The war had erupted in the 1980s, in part as the Khartoum-based government in northern Sudan tried to impose Islamic law on Christians and others in the south. Southerners resisted, and rebels in the Sudan People’s Liberation Army bolstered resistance. Northern forces launched a brutal campaign in a war that killed an estimated 2 million people and drove 4 million from their homes.
For those living in the refugee camps, months turned to years, and conditions were often severe.
As a teenager, Daau cared for smaller boys in his camp in Ethiopia, and buried the ones who didn’t survive. He remembers leading other children in a funeral procession for an orphaned 6-year-old boy so heartbroken he’d stopped eating. The older boys carried his tiny body to a shady spot nearby and dug a shallow grave. Daau offered a prayer, but said the moment was “too much for our young souls.”

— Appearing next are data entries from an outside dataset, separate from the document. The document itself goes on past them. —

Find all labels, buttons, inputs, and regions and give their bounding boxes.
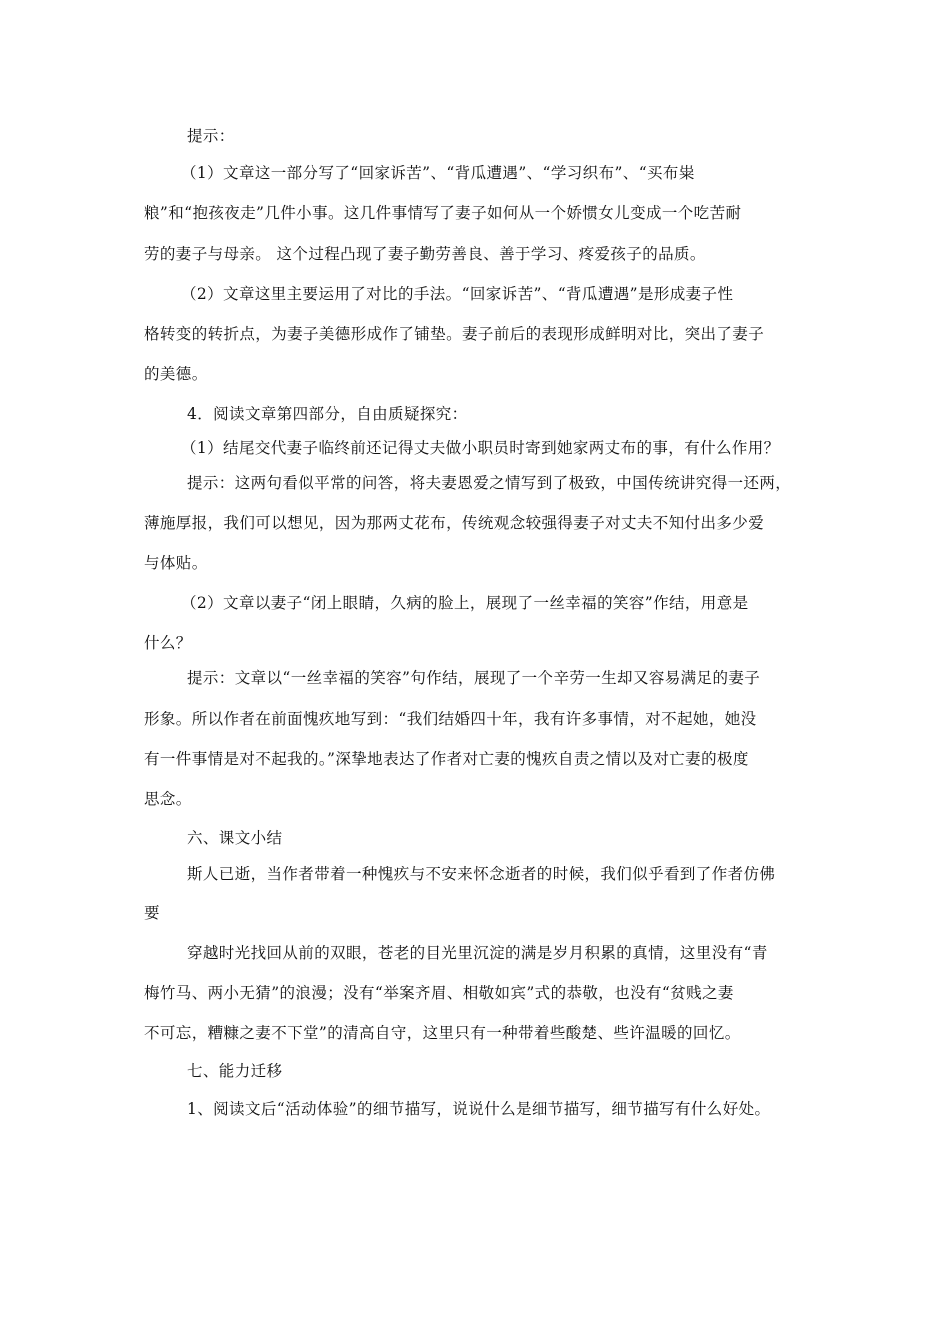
paragraph-line: 要 — [144, 904, 160, 922]
paragraph-line: 提示：这两句看似平常的问答，将夫妻恩爱之情写到了极致，中国传统讲究得一还两， — [187, 474, 792, 492]
paragraph-line: 的美德。 — [144, 365, 208, 383]
section-heading: 七、能力迁移 — [187, 1062, 283, 1080]
paragraph-line: （1）文章这一部分写了“回家诉苦”、“背瓜遭遇”、“学习织布”、“买布粜 — [181, 164, 695, 182]
paragraph-line: （2）文章这里主要运用了对比的手法。“回家诉苦”、“背瓜遭遇”是形成妻子性 — [181, 285, 734, 303]
paragraph-line: 穿越时光找回从前的双眼，苍老的目光里沉淀的满是岁月积累的真情，这里没有“青 — [187, 944, 768, 962]
paragraph-line: 思念。 — [144, 790, 192, 808]
paragraph-line: 提示：文章以“一丝幸福的笑容”句作结，展现了一个辛劳一生却又容易满足的妻子 — [187, 669, 761, 687]
paragraph-line: 与体贴。 — [144, 554, 208, 572]
paragraph-line: 薄施厚报，我们可以想见，因为那两丈花布，传统观念较强得妻子对丈夫不知付出多少爱 — [144, 514, 765, 532]
section-question: 4．阅读文章第四部分，自由质疑探究： — [187, 405, 468, 423]
section-heading: 六、课文小结 — [187, 829, 283, 847]
paragraph-line: 什么？ — [144, 634, 192, 652]
paragraph-line: 斯人已逝，当作者带着一种愧疚与不安来怀念逝者的时候，我们似乎看到了作者仿佛 — [187, 865, 776, 883]
hint-label: 提示： — [187, 127, 235, 145]
paragraph-line: 梅竹马、两小无猜”的浪漫；没有“举案齐眉、相敬如宾”式的恭敬，也没有“贫贱之妻 — [144, 984, 734, 1002]
paragraph-line: 1、阅读文后“活动体验”的细节描写，说说什么是细节描写，细节描写有什么好处。 — [187, 1100, 771, 1118]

Still, Daau found purpose in Christian ministry in the camp, leading services of prayer and singing Christian songs. He scanned message boards for news of his remaining family. He longed to find his mother.
Meanwhile, Christians in the United States began stirring over the suffering in Sudan. U.S. Rep. Frank Wolf, R-Va., began making trips to the war-torn region to learn more about conditions and persecuted Christians in the south. The Christian aid agency Samaritan’s Purse resurrected a hospital that had been surrounded by land mines. When the aid workers arrived, one nurse was providing medical care for the entire community.
In a controversial move, the European group Christian Solidarity International launched a slave redemption program to pay slave traders for southerners and others kidnapped during government raids. The stories galvanized Christians in many U.S. congregations.
Susan Rice (who later became the U.S. ambassador to the United Nations and a national security adviser for President Barack Obama) helped persuade President Bill Clinton’s administration to impose sanctions on Sudan in the 1990s. The U.S. government also offered aid to southern Sudan.
When George W. Bush won the presidency in 2000, he moved quickly: On his second day in office, he ordered high-level staff to find a way to help bring an end to the war in Sudan.
Daau knew little about the developments in the United States at the time. He was still surviving. When Ethiopian forces drove refugees from the camps, Daau and others fled. They walked to Kenya. The development stunned them, but he says he remembers praying to Jesus: “I know You are here. … I know You are good.”
Still, Daau hadn’t given up on finding his family alive. He soon learned his father had died, but he heard that his mother was still living. Daau continued searching among thousands of refugees. His discovery came suddenly.
One day, a woman in a camp recognized his mother’s name and pointed the way. After more than a decade of separation, Daau and his mother were reunited. He recalls her saying: “I thought I would never get to be your mother again, but I knew that God could be a mother for you. … I am praising God.”
Part III: A nation is born
As Daau and his mother rejoiced, military forces in southern Sudan were still holding their defenses against government assault. And they had an impressive leader.
John Garang had earned a doctorate from Iowa State University in 1981 and returned to Sudan to teach. The charismatic personality with American friends became leader of the rebel movement in the south. Southerners revered the 6-foot-tall powerhouse.
Meanwhile, the Bush administration worked to persuade the government in northern Sudan to sign a peace agreement with the south. The United States had imposed sanctions on Sudan in the 1990s and declared the nation a state sponsor of terrorism for harboring international terrorists—including Osama bin Laden, who lived in Khartoum in the early 1990s.
The 9/11 attacks brought terrible clarity: With America on a massive offense against terrorism, leaders in Sudan likely worried the relationship would worsen if they didn’t offer some cooperation. By early 2002, leaders were laying the foundation for a Comprehensive Peace Agreement, eventually signed in January 2005.
Less than seven months later, Garang, the charismatic leader of the southern movement, died in a helicopter crash. At his funeral, an archbishop compared Garang to Moses delivering his brothers from captivity. Now the people hoped for a Joshua in Garang’s military colleague and successor, Salva Kiir.
With the war officially ended, southern Sudanese started returning home in droves. Thousands came back to a wilderness: villages overgrown by years of neglect, churches burned, and homes razed. Still, beauty began rising from ashes.
During a visit in 2008, I witnessed villagers returning to their homeland just north of the Ugandan border. William Levi, a South Sudanese Christian who had fled the region decades before, was leading a project to rebuild the area through his Christian organization Operation Nehemiah Missions.